Defining Pornography
Sex-negative feminist definitions of pornography and the anti-porn/anti-obscenity movements are telling attributes of the history of sex education in the United States, and perhaps why sex education in the U.S. is yet to have a national standard that is medically accurate, inclusive of diverse identities (not only sexual and gender identities but also diversity in race, class, and ability) and that teaches consent. Formal sex education in the U.S. more or less begins in the 19th century with the beginning of education becoming available to the masses. The sex education taught at the time, “heavily emphasized morality and Bible-based ethics” (Huber and Firman, 2014). In the 1870s the Comstock laws were passed, outlawing, “the distribution of birth control information or devices, characterizing them as ‘lewd’ and ‘obscene’ (Wardell, 1980)” (Huber and Firman, 2014). The legacy of the Comstock laws can be seen online, as sex educators struggle with sharing information about contraception without being censored.
The term “obscene” is often used in conversation with pornography, even in its definition. The online etymology dictionary traces the term ‘obscene’ from the 1590s, “‘offensive to the senses, or to taste and refinement,’ from French obscène (16c.), from Latin obscenus ‘offensive’, especially to modesty… Legally, ‘any impure or indecent publication tending to corrupt the mind and to subvert respect for decency and morality” (etymologyonline). What does it mean to “subvert respect of decency and morality,” when both categories are as subjective as obscenity and pornography? Whose standards of decency and morality are being privileged by what gets marked as obscene? Interestingly enough, Dworkin argues that pornography and obscenity are not the same, rather obscenity is an idea and therefore subjective, but pornography is concrete. Though I do not agree with Dworkin's “concrete” definition of pornography, I find her framing of obscenity as subjective to be interesting. Whether or not porn is itself obscene is a matter of one's “taste and refinement,” not an objective truth. So what is pornography when it is not defined by obscenity and violence?

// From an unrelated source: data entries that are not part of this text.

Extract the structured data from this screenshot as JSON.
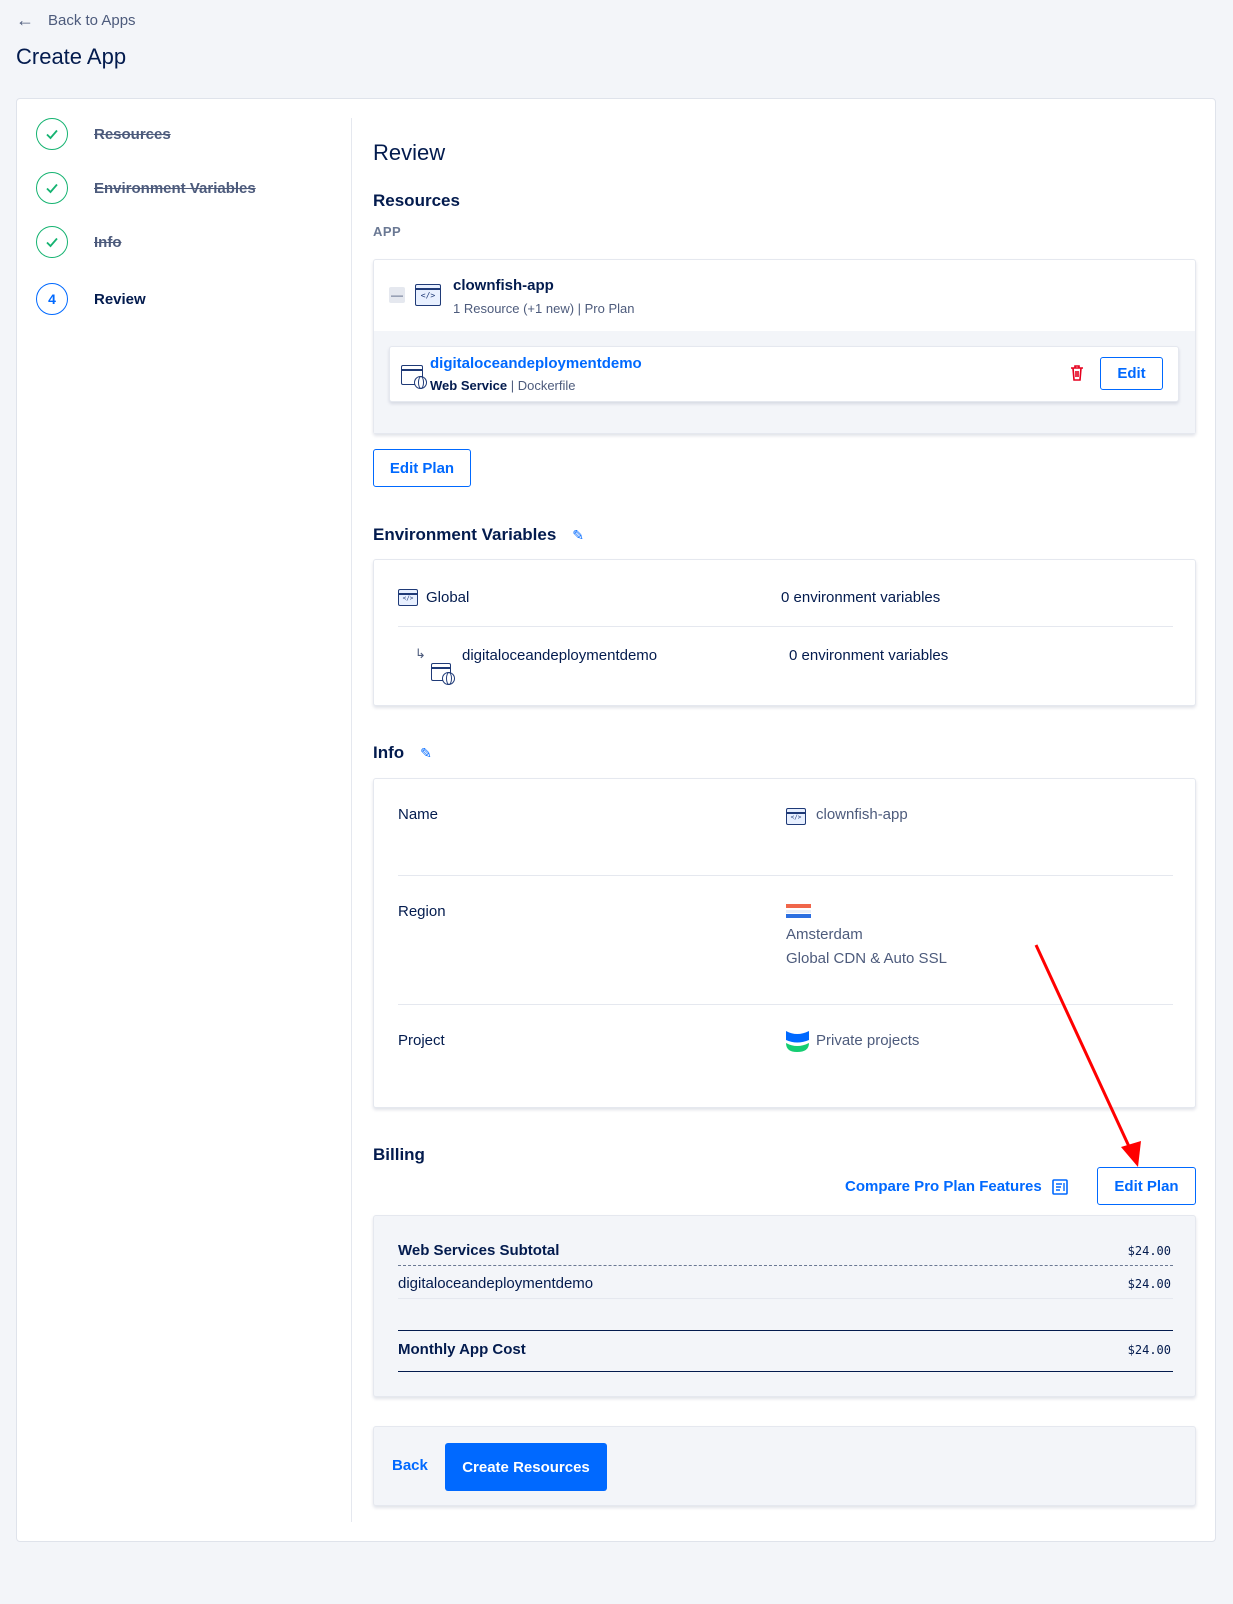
{
  "nav": {
    "back_label": "Back to Apps",
    "page_title": "Create App"
  },
  "steps": [
    {
      "label": "Resources",
      "state": "done"
    },
    {
      "label": "Environment Variables",
      "state": "done"
    },
    {
      "label": "Info",
      "state": "done"
    },
    {
      "number": "4",
      "label": "Review",
      "state": "current"
    }
  ],
  "review": {
    "title": "Review",
    "resources": {
      "heading": "Resources",
      "subheading": "APP",
      "app_name": "clownfish-app",
      "app_meta": "1 Resource (+1 new) | Pro Plan",
      "collapse_symbol": "—",
      "component": {
        "name": "digitaloceandeploymentdemo",
        "type": "Web Service",
        "source": " | Dockerfile",
        "edit_label": "Edit"
      },
      "edit_plan_label": "Edit Plan"
    },
    "env": {
      "heading": "Environment Variables",
      "rows": [
        {
          "name": "Global",
          "count": "0 environment variables"
        },
        {
          "name": "digitaloceandeploymentdemo",
          "count": "0 environment variables"
        }
      ]
    },
    "info": {
      "heading": "Info",
      "name_label": "Name",
      "name_value": "clownfish-app",
      "region_label": "Region",
      "region_city": "Amsterdam",
      "region_note": "Global CDN & Auto SSL",
      "project_label": "Project",
      "project_value": "Private projects"
    },
    "billing": {
      "heading": "Billing",
      "compare_label": "Compare Pro Plan Features",
      "edit_plan_label": "Edit Plan",
      "subtotal_label": "Web Services Subtotal",
      "subtotal_value": "$24.00",
      "item_label": "digitaloceandeploymentdemo",
      "item_value": "$24.00",
      "total_label": "Monthly App Cost",
      "total_value": "$24.00"
    },
    "actions": {
      "back_label": "Back",
      "create_label": "Create Resources"
    }
  },
  "colors": {
    "accent": "#0069ff",
    "success": "#15b371",
    "danger": "#e5001e",
    "annotation": "#ff0000"
  },
  "icons": [
    "back-arrow-icon",
    "check-icon",
    "app-icon",
    "web-service-icon",
    "trash-icon",
    "pencil-icon",
    "netherlands-flag-icon",
    "project-icon",
    "document-icon"
  ]
}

Some of the competing definitions of pornography by pro-porn and pro-sex work feminists highlight how porn is a flexible marker of constructs of morality. Pornography may be defined as a media genre that maps a culture’s shifting borders by questioning normative expectations of decorum (Kipnis 1999, Tarrant 2015). Pornography raises questions of power, desire, agency, and pleasure which disrupts conventional constructions of sex, gender, and power (McElroy 1995, Taormino, et al., 2013). Of course, the sex-positive reframing of pornography threatens the belief systems of many Americans, who as I have mentioned before, believe they are irrefutably doing the right thing by opposing the existence of the sex industry. Believing that porn has value beyond sexual gratification destabilizes the teachings of institutions such as the state, religious institutions, and likely one’s family. Sex-positive feminism rings the alarm bells for moral panics surrounding the protection of childhood innocence. This can be seen through national attitudes towards sex education.